Very good and interesting case that originated out of Bradley County and has a new opinion from the Court of Appeals – in Merkel v. Merkel, the maternal grandfather intervened in the divorce action to protect his interests and likewise to keep a spouse from unfairly benefiting from the gifts he gave to his daughter during the marriage.  During the marriage, the grandfather had spent several thousand dollars and paid cash for a house for his daughter who then reconciled with her husband.  She subsequently filed for divorce, and her father intervened in the divorce action to make sure husband paid debt owed to his father-in-law and to protect the custody division.  He also laid out almost $70,o00 of payments he had made to the couple during the marriage.

The Husband argued the property was marital and there had been an oral agreement to purchase it from the Father-in-law, but Tennessee does not allow for oral contracts to purchase property.  There had been no appreciation in the property and the Father-in-law was found to have paid all the property expenses, and the court granted Wife a half-interest in the property with her father.  The Court also awarded a judgment of $15,000 to the father-in-law for payments made for vehicles operated by the Husband, an unpaid utility bill for when husband was in the home, and $3660 the Husband borrowed to repay the Dept. of Labor.

The Court of Appeals put emphasis on the following:  “a third person cannot intervene in a divorce suit for the purpose of opposing the divorce, but intervention may be allowed where it is necessary to secure justice, and third persons whose property interests may be adversely affected may intervene to protect their rights.”  Further with regards to the property, the Court pointed out that TCA 36-4-121(b)(2)(D) (2014) that defines separate property says it includes “property acquired by a spouse at any time by gift, bequest, devise or descent.”  Hence, it doesn’t matter that Wife was gifted the property during the marriage, it is still protected as separate property, and here there doesn’t even appear to have been any evidence of commingling as the Father-in-law paid all the bills, which matters since marital property “includes income from, and any increase in the value during the marriage of, property determined to be separate property in accordance with subdivision (b)(2) if each party substantially contributed to its preservation and appreciation.”  See TCA 36-4-121(b)(1)(B)(i).   Property division can be difficult even for counsel, which is why it is so important that if you have property you hire a good divorce lawyer to help you navigate these complicated waters.

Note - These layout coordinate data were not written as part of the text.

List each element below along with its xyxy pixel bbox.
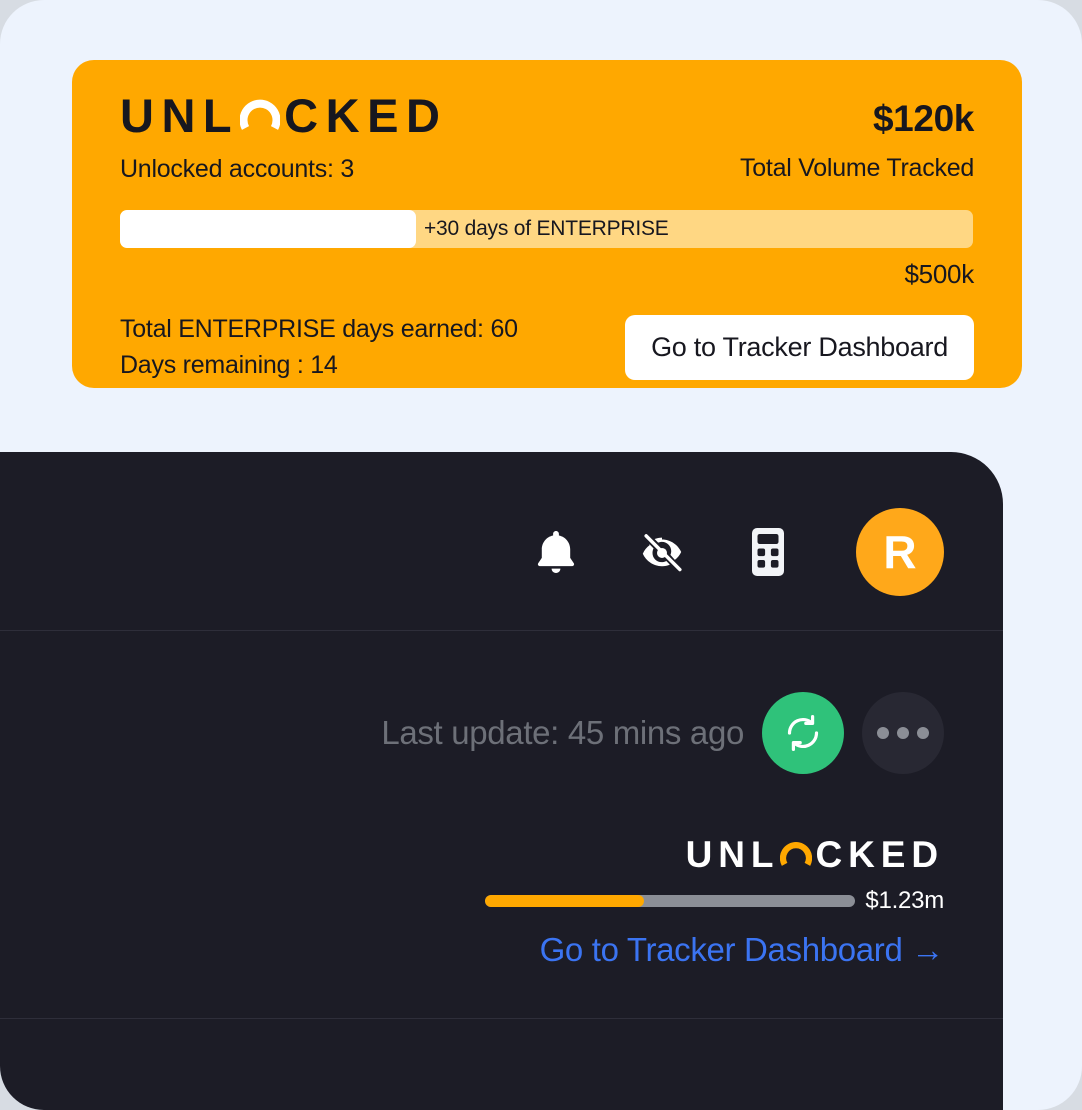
unlocked-ring-icon xyxy=(780,836,813,873)
tracker-progress-fill xyxy=(485,895,645,907)
eye-off-icon[interactable] xyxy=(638,528,686,576)
unlocked-promo-card: UNL CKED Unlocked accounts: 3 $120k Tota… xyxy=(72,60,1022,388)
promo-progress-max-label: $500k xyxy=(904,259,974,289)
promo-progress-section: +30 days of ENTERPRISE $500k xyxy=(120,210,974,290)
user-avatar[interactable]: R xyxy=(856,508,944,596)
promo-progress-reward-label: +30 days of ENTERPRISE xyxy=(423,217,669,240)
tracker-progress-bar xyxy=(485,895,856,907)
arrow-right-icon: → xyxy=(911,931,944,968)
promo-header-right: $120k Total Volume Tracked xyxy=(740,92,974,183)
unlocked-ring-icon xyxy=(240,92,281,139)
go-to-tracker-dashboard-button[interactable]: Go to Tracker Dashboard xyxy=(625,315,974,380)
wordmark-text-prefix: UNL xyxy=(120,89,240,142)
bell-icon[interactable] xyxy=(532,528,580,576)
page-background-panel: UNL CKED Unlocked accounts: 3 $120k Tota… xyxy=(0,0,1082,1110)
unlocked-accounts-label: Unlocked accounts: 3 xyxy=(120,155,355,183)
wordmark-text-suffix: CKED xyxy=(284,89,448,142)
panel-divider-top xyxy=(0,630,1003,631)
promo-stats-list: Total ENTERPRISE days earned: 60 Days re… xyxy=(120,312,518,383)
refresh-sync-icon[interactable] xyxy=(762,692,844,774)
tracker-progress-value: $1.23m xyxy=(865,887,944,914)
more-dot xyxy=(917,727,929,739)
more-dot xyxy=(897,727,909,739)
calculator-icon[interactable] xyxy=(744,528,792,576)
last-update-status: Last update: 45 mins ago xyxy=(381,714,744,751)
last-update-row: Last update: 45 mins ago xyxy=(0,692,1003,774)
promo-progress-bar: +30 days of ENTERPRISE xyxy=(120,210,973,248)
tracker-summary-block: UNL CKED $1.23m Go to Tracker Dashboard … xyxy=(0,836,1003,969)
unlocked-wordmark: UNL CKED xyxy=(120,92,447,139)
promo-header-left: UNL CKED Unlocked accounts: 3 xyxy=(120,92,447,184)
total-volume-label: Total Volume Tracked xyxy=(739,154,974,182)
wordmark-text-suffix: CKED xyxy=(815,834,944,875)
promo-footer-row: Total ENTERPRISE days earned: 60 Days re… xyxy=(120,312,974,383)
promo-progress-fill xyxy=(120,210,416,248)
stat-days-earned: Total ENTERPRISE days earned: 60 xyxy=(120,315,518,343)
wordmark-text-prefix: UNL xyxy=(685,834,780,875)
panel-divider-bottom xyxy=(0,1018,1003,1019)
app-header-icon-row: R xyxy=(0,508,1003,596)
more-dots-icon[interactable] xyxy=(862,692,944,774)
unlocked-wordmark: UNL CKED xyxy=(686,836,944,873)
tracker-link-label: Go to Tracker Dashboard xyxy=(539,931,903,968)
total-volume-amount: $120k xyxy=(872,98,974,139)
more-dot xyxy=(877,727,889,739)
go-to-tracker-dashboard-link[interactable]: Go to Tracker Dashboard → xyxy=(539,931,945,969)
promo-header-row: UNL CKED Unlocked accounts: 3 $120k Tota… xyxy=(120,92,974,184)
tracker-progress-row: $1.23m xyxy=(485,887,944,915)
stat-days-remaining: Days remaining : 14 xyxy=(120,350,338,379)
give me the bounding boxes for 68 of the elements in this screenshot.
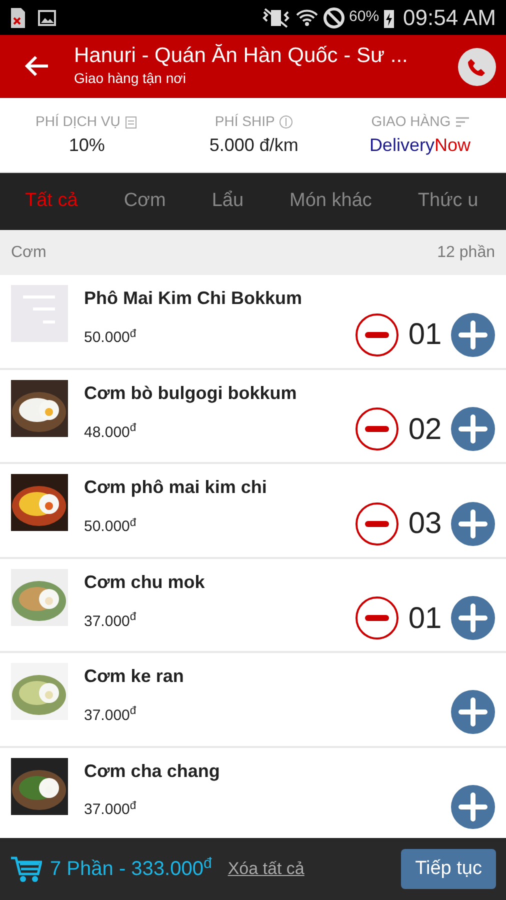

Side note in this case:  Good instructions Re: paramour clauses and restraining orders involving third parties – better have some proof!  The Court of Appeals overturned the restraining provision that ordered the Mother/Wife from allowing her friend in the presence of the two minor children.  Here the testimony was that this person was a friend who did not have a criminal background, which gives the Court no grounds for the restriction.